You can freeze your credit at all three bureaus, which will prevent them from sharing information with businesses that make inquiries. However, if you want to apply for a loan or otherwise conduct a transaction that requires a credit check, you will need to unfreeze your credit.
The Fair Credit Reporting Act (FCRA) provides legal guidelines on who can and can’t check consumer credit reports. Certain individuals can check your credit with your permission, including landlords and employers. Banks, insurers, lenders, and utility companies may also pull a credit report if you’ve applied for credit or service with them. In some circumstances, government agencies may request your credit report without your permission. In general, an average citizen cannot check someone else’s credit report unless they are serving as a legal proxy.
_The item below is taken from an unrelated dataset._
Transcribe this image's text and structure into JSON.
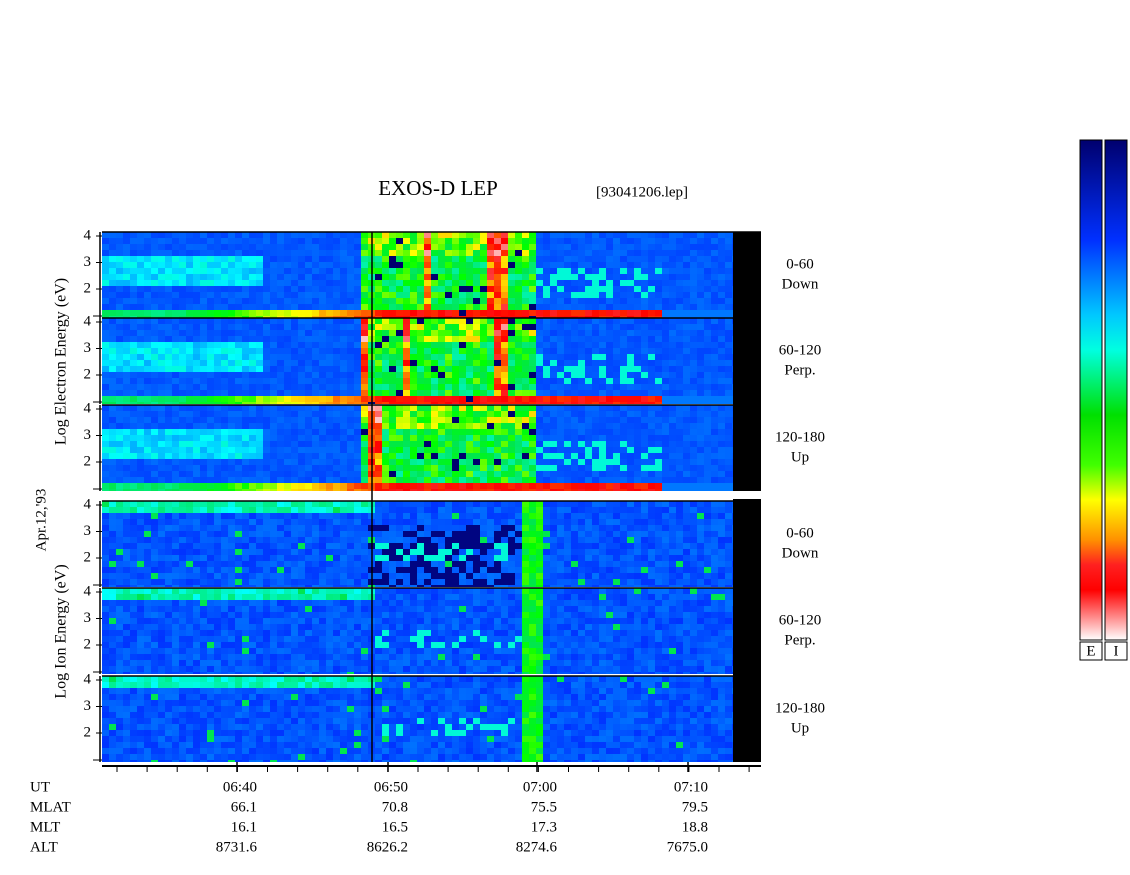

Can I sue for an unauthorized credit check?
Consult an attorney to discuss potential legal remedies. If you discover that your credit was run inappropriately without your permission, contact all three credit bureaus to ask them to remove the inquiry so that it doesn’t harm your credit score. You can also file a complaint with the Consumer Financial Protection Bureau at https://www.consumerfinance.gov/complaint/
What is a violation of the Fair Credit Reporting Act?
There are multiple types of FCRA violations. They include instances when a credit bureau provides your information to someone who is not authorized to receive it, didn’t demonstrate a valid need for the data, or didn’t get your written permission in advance.
How do I find out who ran my credit?
You can get a free copy of your credit report from each of the three bureaus annually at AnnualCreditReport.com. Your credit report lists all hard credit inquiries from the past two years, and potentially some soft inquiries.